The skill gap on league is still huge between true pros aka koreans and everyone else, whereas with hots a few hours in and I was already carrying some of the soon to be pros. All games like that are good for these days is increasing the chance I'll die of sudden heart failure or stroke.
Sure, someone's individual ladder score doesn't say how well they'll do on a mainstage, but I'll be damned if I've ever seen any real pros actually struggle in solo games.
Yeah it's not very accurate before a few thousand games, but it takes a minimum near that to even be somewhat proficient.
Hehe, I feel you man! I catch myself raging because of teammates even in meaningless quickmatches sometimes, although I'm the calmest person you'll ever meet 😅 👼
you can see that every day, just check out popular streamers who are also pro players of [insert random team game here]
There's only so much one player can do to carry a match, and in many team games, a single player is restricted from having enough impact by design.

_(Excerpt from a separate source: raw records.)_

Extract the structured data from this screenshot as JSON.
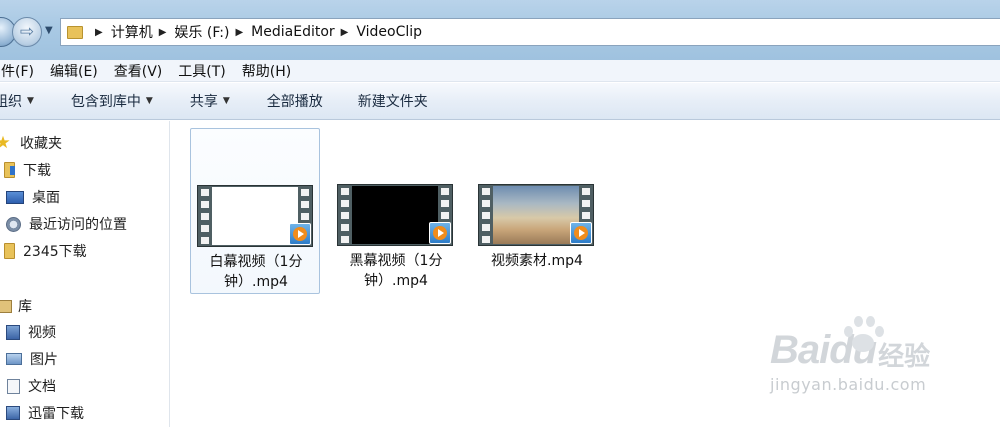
{
  "address": {
    "crumbs": [
      "计算机",
      "娱乐 (F:)",
      "MediaEditor",
      "VideoClip"
    ]
  },
  "menu": [
    "件(F)",
    "编辑(E)",
    "查看(V)",
    "工具(T)",
    "帮助(H)"
  ],
  "toolbar": {
    "organize": "组织",
    "include_library": "包含到库中",
    "share": "共享",
    "play_all": "全部播放",
    "new_folder": "新建文件夹"
  },
  "sidebar": {
    "favorites": {
      "label": "收藏夹",
      "items": [
        "下载",
        "桌面",
        "最近访问的位置",
        "2345下载"
      ]
    },
    "libraries": {
      "label": "库",
      "items": [
        "视频",
        "图片",
        "文档",
        "迅雷下载"
      ]
    }
  },
  "files": [
    {
      "name_line1": "白幕视频（1分",
      "name_line2": "钟）.mp4",
      "thumb": "white",
      "selected": true
    },
    {
      "name_line1": "黑幕视频（1分",
      "name_line2": "钟）.mp4",
      "thumb": "black",
      "selected": false
    },
    {
      "name_line1": "视频素材.mp4",
      "name_line2": "",
      "thumb": "sky",
      "selected": false
    }
  ],
  "watermark": {
    "logo": "Baidu",
    "cn": "经验",
    "url": "jingyan.baidu.com"
  }
}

I think the constant stress is an insight into how thought patterns change when in competitive scenarios as people degenerate into racists and/or sexists who want everything around them to die, lol, there should be way more studies on it.
Oh, I know that winning is hard when your mmr is so high you're placed with four deadweights vs 5 semi-competent players, I was speaking more to the fact that they themselves still perform about as good as one can expect given the scenarios thrown at them.
I guess I should clarify that my definition of pro is more narrow because I view a lot of pro players as very mediocre.